Руфи уже два года. Руфь не пересказывает папины слова, она превращается в папу, у нее вмиг вырастают усы, но в следующую секунду она уже превращается в маму, с большими, темными еврейскими глазами; Амалия боится этих глаз, а Руфь говорит так, как говорит мама Ивка – ее глубоким голосом, «р» перекатывается, как будто она француженка, – и произносит:
– Эх, Мони, Мони, не будь этого ребенка, мы бы с тобой по-другому разговаривали, – тут у Руфи снова вырастают усы, морщится лоб, на макушке появляется шляпа, но папа Мони ничего не отвечает, только что-то мычит, оглядывается, смотрит, не подслушивает ли кто; эх, еврей, еврей, хитрый еврей, думает Амалия, только и ищет, куда спрятаться, боится за себя, не то что Раде, ее дорогой Раде, открытая душа.
– Будь я умнее, сбежала бы с майором Даноном, тебя бы не дожидалась, – продолжает мама Ивка, но теперь она грустная, такая грустная, что у Руфи по щекам катятся слезы. Она продолжает есть фасоль и перловку, но плача, чтобы тетя Амалия видела, как это, когда мама плачет. Только тете Амалии совсем не смешно. Она раскрыла рот от изумления, смотрит на этого ребенка и не знает, действительно ли видит то, что видит. О детях она слышала всякое, но такое – никогда.
– Тигренок, да ты просто волшебница! – сказала Амалия, как будто разговаривая со взрослой женщиной.

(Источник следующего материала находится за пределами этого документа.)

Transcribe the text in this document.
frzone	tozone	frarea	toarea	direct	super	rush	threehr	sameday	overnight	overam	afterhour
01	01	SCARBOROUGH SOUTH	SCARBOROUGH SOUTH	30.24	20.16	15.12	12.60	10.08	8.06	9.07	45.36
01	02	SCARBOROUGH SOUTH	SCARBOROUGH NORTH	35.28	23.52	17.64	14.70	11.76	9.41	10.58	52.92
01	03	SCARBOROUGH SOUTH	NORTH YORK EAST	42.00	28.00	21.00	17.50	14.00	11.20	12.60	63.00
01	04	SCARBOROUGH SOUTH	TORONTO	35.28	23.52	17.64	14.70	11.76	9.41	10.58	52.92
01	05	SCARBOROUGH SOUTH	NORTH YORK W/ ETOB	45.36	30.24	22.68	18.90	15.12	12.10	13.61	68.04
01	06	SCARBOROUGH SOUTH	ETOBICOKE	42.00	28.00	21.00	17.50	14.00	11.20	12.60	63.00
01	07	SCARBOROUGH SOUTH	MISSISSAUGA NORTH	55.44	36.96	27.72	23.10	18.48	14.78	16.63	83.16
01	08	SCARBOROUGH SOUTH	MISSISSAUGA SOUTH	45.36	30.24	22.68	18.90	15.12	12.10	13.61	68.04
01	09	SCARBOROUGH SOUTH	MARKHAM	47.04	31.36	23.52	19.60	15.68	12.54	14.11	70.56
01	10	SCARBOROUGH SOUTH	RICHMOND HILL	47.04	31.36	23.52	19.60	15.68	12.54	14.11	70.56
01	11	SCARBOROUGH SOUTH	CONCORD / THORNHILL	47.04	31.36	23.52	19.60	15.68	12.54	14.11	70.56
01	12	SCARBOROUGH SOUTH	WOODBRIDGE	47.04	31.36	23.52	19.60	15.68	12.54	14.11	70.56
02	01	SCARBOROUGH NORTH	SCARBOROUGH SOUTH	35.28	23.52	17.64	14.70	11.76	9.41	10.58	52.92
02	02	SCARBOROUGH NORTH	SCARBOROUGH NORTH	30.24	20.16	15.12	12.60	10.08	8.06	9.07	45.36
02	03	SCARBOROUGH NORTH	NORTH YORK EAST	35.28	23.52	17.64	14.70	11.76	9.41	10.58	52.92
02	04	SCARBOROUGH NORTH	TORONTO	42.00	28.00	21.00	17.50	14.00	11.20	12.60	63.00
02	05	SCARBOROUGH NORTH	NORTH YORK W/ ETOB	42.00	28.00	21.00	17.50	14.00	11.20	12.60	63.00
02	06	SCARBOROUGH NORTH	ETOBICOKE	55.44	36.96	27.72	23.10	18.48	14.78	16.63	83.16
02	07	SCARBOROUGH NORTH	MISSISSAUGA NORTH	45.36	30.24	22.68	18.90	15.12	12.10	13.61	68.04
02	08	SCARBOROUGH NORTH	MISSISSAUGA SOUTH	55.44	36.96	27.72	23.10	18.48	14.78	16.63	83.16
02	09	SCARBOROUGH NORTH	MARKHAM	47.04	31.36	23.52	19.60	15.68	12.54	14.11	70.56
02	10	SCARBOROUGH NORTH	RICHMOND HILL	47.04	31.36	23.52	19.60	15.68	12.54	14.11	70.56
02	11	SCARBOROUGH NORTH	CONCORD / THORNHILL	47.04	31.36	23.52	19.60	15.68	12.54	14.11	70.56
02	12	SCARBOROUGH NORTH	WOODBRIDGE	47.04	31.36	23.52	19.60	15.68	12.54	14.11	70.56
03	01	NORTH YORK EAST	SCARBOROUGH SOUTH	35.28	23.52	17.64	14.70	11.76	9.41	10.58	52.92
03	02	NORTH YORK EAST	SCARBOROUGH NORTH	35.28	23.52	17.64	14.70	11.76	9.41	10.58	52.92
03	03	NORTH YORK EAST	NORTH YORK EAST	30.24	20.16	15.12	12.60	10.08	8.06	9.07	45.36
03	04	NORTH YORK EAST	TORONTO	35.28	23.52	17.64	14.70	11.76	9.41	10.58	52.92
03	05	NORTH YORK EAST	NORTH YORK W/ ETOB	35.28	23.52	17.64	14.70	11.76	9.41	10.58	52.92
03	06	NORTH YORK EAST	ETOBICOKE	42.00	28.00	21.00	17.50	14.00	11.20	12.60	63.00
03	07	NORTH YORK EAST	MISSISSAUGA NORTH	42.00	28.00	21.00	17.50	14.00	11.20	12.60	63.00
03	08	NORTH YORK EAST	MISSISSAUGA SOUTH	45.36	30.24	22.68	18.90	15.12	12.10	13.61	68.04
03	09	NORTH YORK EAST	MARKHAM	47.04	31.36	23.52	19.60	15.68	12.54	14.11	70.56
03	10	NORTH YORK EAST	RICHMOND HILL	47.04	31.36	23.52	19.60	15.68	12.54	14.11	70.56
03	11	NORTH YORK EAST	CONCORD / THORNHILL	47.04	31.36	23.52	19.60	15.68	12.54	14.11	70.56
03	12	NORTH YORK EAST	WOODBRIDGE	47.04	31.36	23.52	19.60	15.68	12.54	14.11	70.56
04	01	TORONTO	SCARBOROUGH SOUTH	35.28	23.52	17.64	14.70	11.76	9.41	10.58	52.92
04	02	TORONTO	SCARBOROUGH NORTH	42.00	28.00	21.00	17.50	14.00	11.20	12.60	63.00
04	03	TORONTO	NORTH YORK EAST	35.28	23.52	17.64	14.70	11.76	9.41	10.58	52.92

Без пяти минут восемь Ивка позвонила в дверь Мориней. Ох, как она была счастлива, когда дверь ей открыла Руфь: как же ты выросла с утра, обняла она дочку, когда мы прощались, ты не могла дотянуться до дверной ручки, а сейчас, смотри-ка! Поблагодарила Амалию, никогда не забуду, говорила она, ни вас, ни вашего супруга – да что тут такого, мы же все-таки соседи, а значит, друзья, отвечала Амалия. Ивка была готова целовать ей руки, глаза ее полны слез.
В ненависти, которую она тогда почувствовала, в тихом и тупом желании иметь руки великана и, как курице, свернуть Ивке голову Амалия потом будет исповедоваться неделями и неделями, у одного, второго, а потом и третьего священника; епитимьи будут следовать одна за другой до тех пор, пока и этот грех не поблекнет, как блекнет любое воспоминание.
Ей хотелось сломать Ивке шею потому, что та считала ее подозрительной и верила, что она ненормальная и может причинить Руфи какое-то зло. Для Амалии это было страшным ударом: бесчувственная еврейка не отличает боль по умершему ребенку, ангелу, который возле престола Господнего плетет паутину их золотых нитей, от истерики, неврастении, маниакальных припадков или еще чего-то, с медицинской точки зрения относящегося к сумасшествию.
– Она считает, что я могла бы задушить ребенка! – сказала она мужу.